In order to attain a reduction in the weight, an improvement in the fatigue strength, etc., there is an ever-increasing demand for an increase in the strength of an ultra fine steel wire. A very fine steel wire used for the reinforcement of tires of automobiles, various belts for industries, etc., has hitherto been produced by subjecting a hot-rolled wire material of a high carbon steel to a repeated intermediate wire drawing and a patenting treatment to bring the wire into a desired wire diameter and then subjecting the wire to a final patenting treatment, plating the treated wire for improving the wire drawability and the adhesion to rubber, and subjecting the plated wire to wet drawing to a predetermined wire diameter. For example, the steel tire cord is produced by finally twisting the element wire produced by the above-described method by a twisting machine, such as a double twister.

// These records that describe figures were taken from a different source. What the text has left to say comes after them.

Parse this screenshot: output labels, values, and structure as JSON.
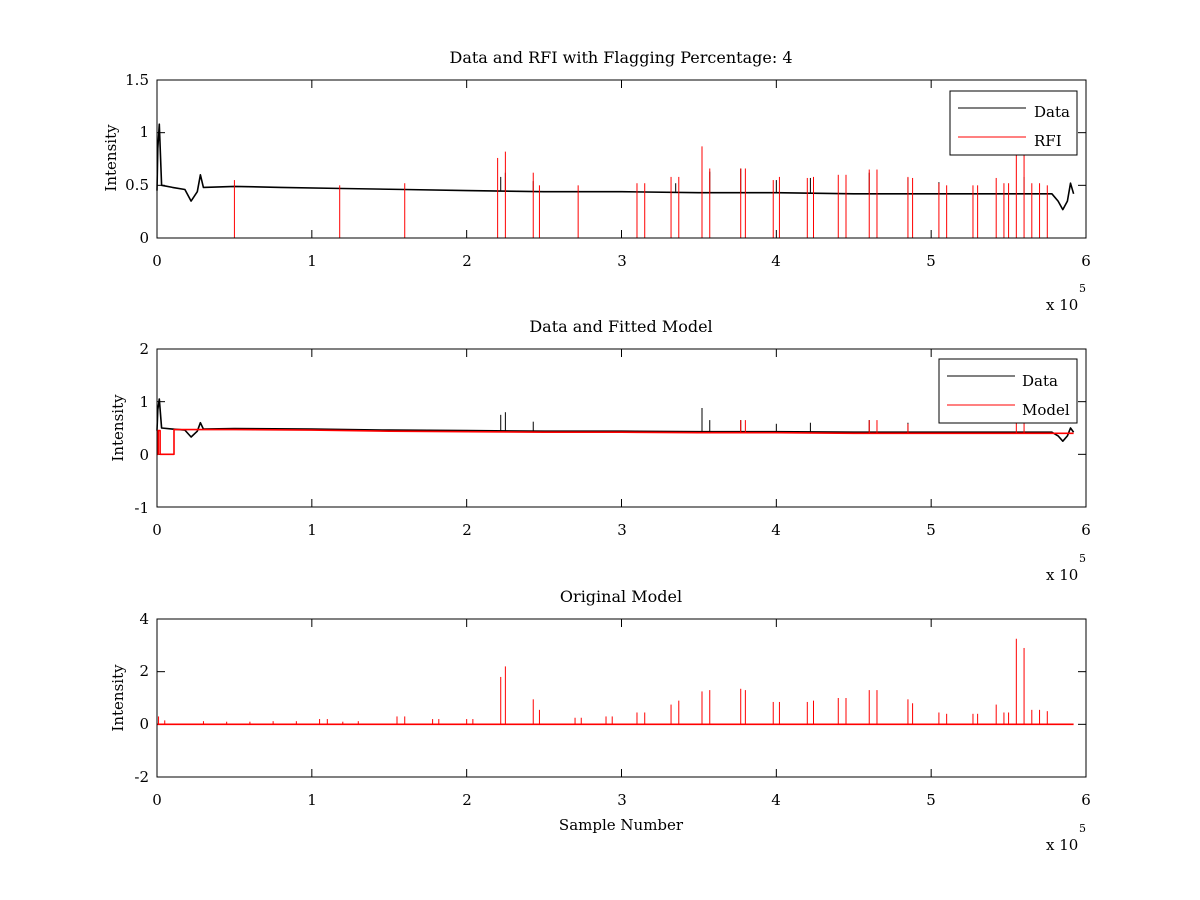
{
  "figure": {
    "background": "#ffffff"
  },
  "colors": {
    "data": "#000000",
    "rfi": "#ff0000",
    "model": "#ff0000",
    "axes": "#000000"
  },
  "chart_data": [
    {
      "type": "line",
      "title": "Data and RFI with Flagging Percentage: 4",
      "xlabel": "",
      "ylabel": "Intensity",
      "xlim": [
        0,
        6
      ],
      "ylim": [
        0,
        1.5
      ],
      "xticks": [
        "0",
        "1",
        "2",
        "3",
        "4",
        "5",
        "6"
      ],
      "yticks": [
        "0",
        "0.5",
        "1",
        "1.5"
      ],
      "x_exponent_label": "x 10",
      "x_exponent_power": "5",
      "legend": {
        "position": "top-right",
        "entries": [
          "Data",
          "RFI"
        ]
      },
      "series": [
        {
          "name": "Data",
          "color": "#000000",
          "baseline": [
            [
              0,
              0.45
            ],
            [
              0.005,
              0.85
            ],
            [
              0.015,
              1.08
            ],
            [
              0.03,
              0.5
            ],
            [
              0.1,
              0.48
            ],
            [
              0.18,
              0.46
            ],
            [
              0.22,
              0.35
            ],
            [
              0.26,
              0.44
            ],
            [
              0.28,
              0.6
            ],
            [
              0.3,
              0.48
            ],
            [
              0.5,
              0.49
            ],
            [
              0.8,
              0.48
            ],
            [
              1.2,
              0.47
            ],
            [
              1.6,
              0.46
            ],
            [
              2.0,
              0.45
            ],
            [
              2.5,
              0.44
            ],
            [
              3.0,
              0.44
            ],
            [
              3.5,
              0.43
            ],
            [
              4.0,
              0.43
            ],
            [
              4.5,
              0.42
            ],
            [
              5.0,
              0.42
            ],
            [
              5.5,
              0.42
            ],
            [
              5.78,
              0.42
            ],
            [
              5.82,
              0.35
            ],
            [
              5.85,
              0.27
            ],
            [
              5.88,
              0.35
            ],
            [
              5.9,
              0.52
            ],
            [
              5.92,
              0.42
            ]
          ],
          "spikes": [
            [
              2.22,
              0.58
            ],
            [
              2.25,
              0.62
            ],
            [
              2.43,
              0.54
            ],
            [
              3.35,
              0.52
            ],
            [
              3.52,
              0.86
            ],
            [
              3.57,
              0.63
            ],
            [
              3.77,
              0.66
            ],
            [
              4.0,
              0.55
            ],
            [
              4.22,
              0.57
            ],
            [
              4.6,
              0.62
            ],
            [
              4.85,
              0.57
            ],
            [
              5.05,
              0.53
            ],
            [
              5.6,
              0.58
            ]
          ]
        },
        {
          "name": "RFI",
          "color": "#ff0000",
          "spikes": [
            [
              0.5,
              0.55
            ],
            [
              1.18,
              0.5
            ],
            [
              1.6,
              0.52
            ],
            [
              2.2,
              0.76
            ],
            [
              2.25,
              0.82
            ],
            [
              2.43,
              0.62
            ],
            [
              2.47,
              0.5
            ],
            [
              2.72,
              0.5
            ],
            [
              3.1,
              0.52
            ],
            [
              3.15,
              0.52
            ],
            [
              3.32,
              0.58
            ],
            [
              3.37,
              0.58
            ],
            [
              3.52,
              0.87
            ],
            [
              3.57,
              0.66
            ],
            [
              3.77,
              0.66
            ],
            [
              3.8,
              0.66
            ],
            [
              3.98,
              0.55
            ],
            [
              4.02,
              0.58
            ],
            [
              4.2,
              0.57
            ],
            [
              4.24,
              0.58
            ],
            [
              4.4,
              0.6
            ],
            [
              4.45,
              0.6
            ],
            [
              4.6,
              0.65
            ],
            [
              4.65,
              0.65
            ],
            [
              4.85,
              0.58
            ],
            [
              4.88,
              0.57
            ],
            [
              5.05,
              0.52
            ],
            [
              5.1,
              0.5
            ],
            [
              5.27,
              0.5
            ],
            [
              5.3,
              0.5
            ],
            [
              5.42,
              0.57
            ],
            [
              5.47,
              0.52
            ],
            [
              5.5,
              0.52
            ],
            [
              5.55,
              0.82
            ],
            [
              5.6,
              0.8
            ],
            [
              5.65,
              0.52
            ],
            [
              5.7,
              0.52
            ],
            [
              5.75,
              0.5
            ]
          ]
        }
      ]
    },
    {
      "type": "line",
      "title": "Data and Fitted Model",
      "xlabel": "",
      "ylabel": "Intensity",
      "xlim": [
        0,
        6
      ],
      "ylim": [
        -1,
        2
      ],
      "xticks": [
        "0",
        "1",
        "2",
        "3",
        "4",
        "5",
        "6"
      ],
      "yticks": [
        "-1",
        "0",
        "1",
        "2"
      ],
      "x_exponent_label": "x 10",
      "x_exponent_power": "5",
      "legend": {
        "position": "top-right",
        "entries": [
          "Data",
          "Model"
        ]
      },
      "series": [
        {
          "name": "Data",
          "color": "#000000",
          "baseline": [
            [
              0,
              0.45
            ],
            [
              0.005,
              0.85
            ],
            [
              0.015,
              1.05
            ],
            [
              0.03,
              0.5
            ],
            [
              0.1,
              0.48
            ],
            [
              0.18,
              0.46
            ],
            [
              0.22,
              0.33
            ],
            [
              0.26,
              0.44
            ],
            [
              0.28,
              0.6
            ],
            [
              0.3,
              0.48
            ],
            [
              0.5,
              0.49
            ],
            [
              1.0,
              0.48
            ],
            [
              1.5,
              0.46
            ],
            [
              2.0,
              0.45
            ],
            [
              2.5,
              0.44
            ],
            [
              3.0,
              0.44
            ],
            [
              3.5,
              0.43
            ],
            [
              4.0,
              0.43
            ],
            [
              4.5,
              0.42
            ],
            [
              5.0,
              0.42
            ],
            [
              5.5,
              0.42
            ],
            [
              5.78,
              0.42
            ],
            [
              5.82,
              0.35
            ],
            [
              5.85,
              0.25
            ],
            [
              5.88,
              0.35
            ],
            [
              5.9,
              0.5
            ],
            [
              5.92,
              0.42
            ]
          ],
          "spikes": [
            [
              2.22,
              0.75
            ],
            [
              2.25,
              0.8
            ],
            [
              2.43,
              0.62
            ],
            [
              3.52,
              0.88
            ],
            [
              3.57,
              0.65
            ],
            [
              3.77,
              0.65
            ],
            [
              4.0,
              0.58
            ],
            [
              4.22,
              0.6
            ],
            [
              4.6,
              0.65
            ],
            [
              4.85,
              0.6
            ]
          ]
        },
        {
          "name": "Model",
          "color": "#ff0000",
          "baseline": [
            [
              0,
              0.0
            ],
            [
              0.008,
              0.0
            ],
            [
              0.008,
              0.45
            ],
            [
              0.02,
              0.45
            ],
            [
              0.02,
              0.0
            ],
            [
              0.11,
              0.0
            ],
            [
              0.11,
              0.47
            ],
            [
              0.5,
              0.47
            ],
            [
              1.0,
              0.46
            ],
            [
              1.5,
              0.44
            ],
            [
              2.0,
              0.43
            ],
            [
              2.5,
              0.42
            ],
            [
              3.0,
              0.42
            ],
            [
              3.5,
              0.41
            ],
            [
              4.0,
              0.41
            ],
            [
              4.5,
              0.4
            ],
            [
              5.0,
              0.4
            ],
            [
              5.5,
              0.4
            ],
            [
              5.92,
              0.4
            ]
          ],
          "spikes": [
            [
              3.77,
              0.65
            ],
            [
              3.8,
              0.65
            ],
            [
              4.6,
              0.65
            ],
            [
              4.65,
              0.65
            ],
            [
              4.85,
              0.58
            ],
            [
              5.55,
              0.7
            ],
            [
              5.6,
              0.68
            ]
          ]
        }
      ]
    },
    {
      "type": "line",
      "title": "Original Model",
      "xlabel": "Sample Number",
      "ylabel": "Intensity",
      "xlim": [
        0,
        6
      ],
      "ylim": [
        -2,
        4
      ],
      "xticks": [
        "0",
        "1",
        "2",
        "3",
        "4",
        "5",
        "6"
      ],
      "yticks": [
        "-2",
        "0",
        "2",
        "4"
      ],
      "x_exponent_label": "x 10",
      "x_exponent_power": "5",
      "series": [
        {
          "color": "#ff0000",
          "baseline": [
            [
              0,
              0.0
            ],
            [
              5.92,
              0.0
            ]
          ],
          "spikes": [
            [
              0.01,
              0.3
            ],
            [
              0.05,
              0.15
            ],
            [
              0.3,
              0.12
            ],
            [
              0.45,
              0.1
            ],
            [
              0.6,
              0.1
            ],
            [
              0.75,
              0.12
            ],
            [
              0.9,
              0.12
            ],
            [
              1.05,
              0.2
            ],
            [
              1.1,
              0.2
            ],
            [
              1.2,
              0.1
            ],
            [
              1.3,
              0.12
            ],
            [
              1.55,
              0.3
            ],
            [
              1.6,
              0.3
            ],
            [
              1.78,
              0.2
            ],
            [
              1.82,
              0.2
            ],
            [
              2.0,
              0.2
            ],
            [
              2.04,
              0.2
            ],
            [
              2.22,
              1.8
            ],
            [
              2.25,
              2.2
            ],
            [
              2.43,
              0.95
            ],
            [
              2.47,
              0.55
            ],
            [
              2.7,
              0.25
            ],
            [
              2.74,
              0.25
            ],
            [
              2.9,
              0.3
            ],
            [
              2.94,
              0.3
            ],
            [
              3.1,
              0.45
            ],
            [
              3.15,
              0.45
            ],
            [
              3.32,
              0.75
            ],
            [
              3.37,
              0.9
            ],
            [
              3.52,
              1.25
            ],
            [
              3.57,
              1.3
            ],
            [
              3.77,
              1.35
            ],
            [
              3.8,
              1.3
            ],
            [
              3.98,
              0.85
            ],
            [
              4.02,
              0.85
            ],
            [
              4.2,
              0.85
            ],
            [
              4.24,
              0.9
            ],
            [
              4.4,
              1.0
            ],
            [
              4.45,
              1.0
            ],
            [
              4.6,
              1.3
            ],
            [
              4.65,
              1.3
            ],
            [
              4.85,
              0.95
            ],
            [
              4.88,
              0.8
            ],
            [
              5.05,
              0.45
            ],
            [
              5.1,
              0.4
            ],
            [
              5.27,
              0.4
            ],
            [
              5.3,
              0.4
            ],
            [
              5.42,
              0.75
            ],
            [
              5.47,
              0.45
            ],
            [
              5.5,
              0.45
            ],
            [
              5.55,
              3.25
            ],
            [
              5.6,
              2.9
            ],
            [
              5.65,
              0.55
            ],
            [
              5.7,
              0.55
            ],
            [
              5.75,
              0.5
            ]
          ]
        }
      ]
    }
  ]
}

In the above-described manufacturing process, in order to attain an increase in the strength of an ultra fine steel wire, it is necessary to increase the strength of an element wire after the final patenting treatment or to increase the final wire drawing strain, but an increase in the strength of the element wire after the final patenting treatment or the wire drawing strain frequently gives rise to a breaking of a wire in the step of twisting after the wire drawing, which remarkably lowers the productivity. For this reason, for example, in the case of a steel wire having a wire diameter of 0.3 mm.phi. wherein use is made of SWRS82A, the limitation of the tensile strength sufficient to withstand twisting is 340 kgf/mm.sup.2, and it is difficult to produce an ultra fine steel wire having a higher strength on a commercial scale.

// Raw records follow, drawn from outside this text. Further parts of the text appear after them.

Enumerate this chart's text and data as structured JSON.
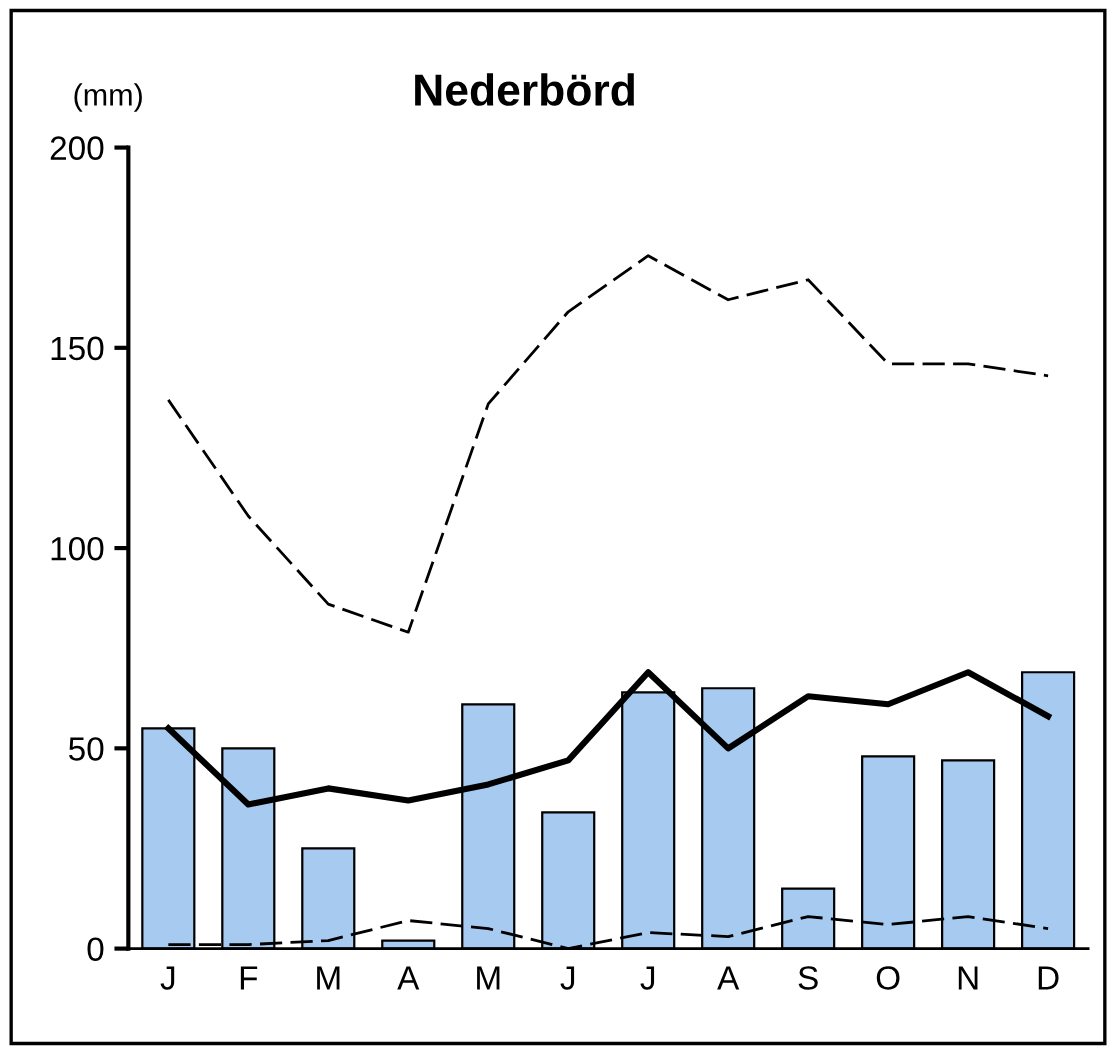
{
  "chart_data": {
    "type": "bar",
    "title": "Nederbörd",
    "ylabel": "(mm)",
    "categories": [
      "J",
      "F",
      "M",
      "A",
      "M",
      "J",
      "J",
      "A",
      "S",
      "O",
      "N",
      "D"
    ],
    "series": [
      {
        "color": "#a6caf0",
        "values": [
          55,
          50,
          25,
          2,
          61,
          34,
          64,
          65,
          15,
          48,
          47,
          69
        ]
      },
      {
        "type": "line",
        "color": "#000000",
        "line_style": "solid",
        "values": [
          55,
          36,
          40,
          37,
          41,
          47,
          69,
          50,
          63,
          61,
          69,
          58
        ]
      },
      {
        "type": "line",
        "color": "#000000",
        "line_style": "dashed",
        "values": [
          137,
          108,
          86,
          79,
          136,
          159,
          173,
          162,
          167,
          146,
          146,
          143
        ]
      },
      {
        "type": "line",
        "color": "#000000",
        "line_style": "dashed",
        "values": [
          1,
          1,
          2,
          7,
          5,
          0,
          4,
          3,
          8,
          6,
          8,
          5
        ]
      }
    ],
    "ylim": [
      0,
      200
    ],
    "yticks": [
      0,
      50,
      100,
      150,
      200
    ],
    "grid": false,
    "legend": false
  }
}
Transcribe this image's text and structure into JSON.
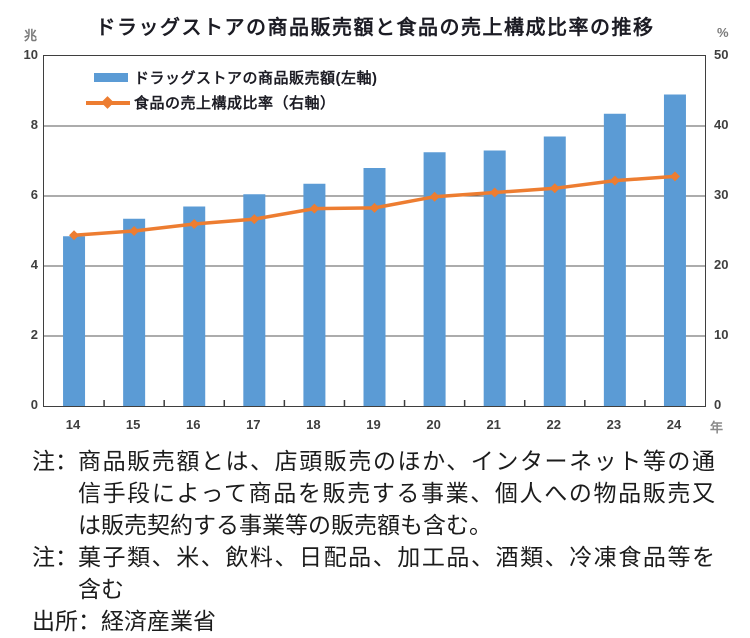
{
  "title": "ドラッグストアの商品販売額と食品の売上構成比率の推移",
  "chart_data": {
    "type": "bar",
    "subtype": "bar-line-combo",
    "categories": [
      "14",
      "15",
      "16",
      "17",
      "18",
      "19",
      "20",
      "21",
      "22",
      "23",
      "24"
    ],
    "x_suffix": "年",
    "series": [
      {
        "name": "ドラッグストアの商品販売額(左軸)",
        "type": "bar",
        "axis": "left",
        "color": "#5B9BD5",
        "values": [
          4.85,
          5.35,
          5.7,
          6.05,
          6.35,
          6.8,
          7.25,
          7.3,
          7.7,
          8.35,
          8.9
        ]
      },
      {
        "name": "食品の売上構成比率（右軸）",
        "type": "line",
        "axis": "right",
        "color": "#ED7D31",
        "values": [
          24.4,
          25.0,
          26.0,
          26.7,
          28.2,
          28.3,
          29.9,
          30.5,
          31.1,
          32.2,
          32.8
        ]
      }
    ],
    "left_axis": {
      "unit": "兆",
      "min": 0,
      "max": 10,
      "ticks": [
        0,
        2,
        4,
        6,
        8,
        10
      ]
    },
    "right_axis": {
      "unit": "%",
      "min": 0,
      "max": 50,
      "ticks": [
        0,
        10,
        20,
        30,
        40,
        50
      ]
    },
    "grid": true,
    "legend_position": "top-left-inside",
    "colors": {
      "gridline": "#595959",
      "plot_border": "#3f3f3f",
      "axis_text": "#3f3f3f"
    }
  },
  "notes": [
    {
      "label": "注：",
      "lines": [
        "商品販売額とは、店頭販売のほか、インターネット等の通",
        "信手段によって商品を販売する事業、個人への物品販売又",
        "は販売契約する事業等の販売額も含む。"
      ]
    },
    {
      "label": "注：",
      "lines": [
        "菓子類、米、飲料、日配品、加工品、酒類、冷凍食品等を",
        "含む"
      ]
    },
    {
      "label": "出所：",
      "lines": [
        "経済産業省"
      ]
    }
  ]
}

On the other hand, in order to improve the workability in stranding of a high carbon steel wire having an increased tensile strength, for example, Japanese Unexamined Patent Publication (Kokai) Nos. 60-204865 and 63-24046 and Japanese Examined Patent Publication (Kokoku) No. 3-23674 propose a high carbon wire material for an ultra fine wire less liable to breaking in the step of twisting, through the regulation of chemical ingredients such as C, Si, Mn and Cr. As apparent also from working examples, the tensile strength of the steel wire is 350 to 360 kgf/mm.sup.2 at highest, which limits an increase in the strength of an ultra fine steel wire. Further, in order to improve the fatigue properties of the ultra fine steel wire, for example, Japanese Unexamined Patent Publication (Kokai) No. 2-179333 proposes a process for continuously producing an ultra fine wire having a high fatigue resistance, through a continuous projection of fine hard particles onto the surface of an ultra fine wire having a diameter of 0.5 mm or less to improve the residual tensile stress of the surface layer of the extra thin wire into a residual compression stress. Nevertheless, to convert a residual tensile stress in the surface layer of a high-strength of 400 kgf/mm.sup.2 or more, ultra fine steel wire to a residual compression stress, it is necessary to conduct a high degree of shot peening, so that problems arise such as an increase in the surface roughness and peeling of a brass plating in the surface layer having a reduced thickness due to wire drawing.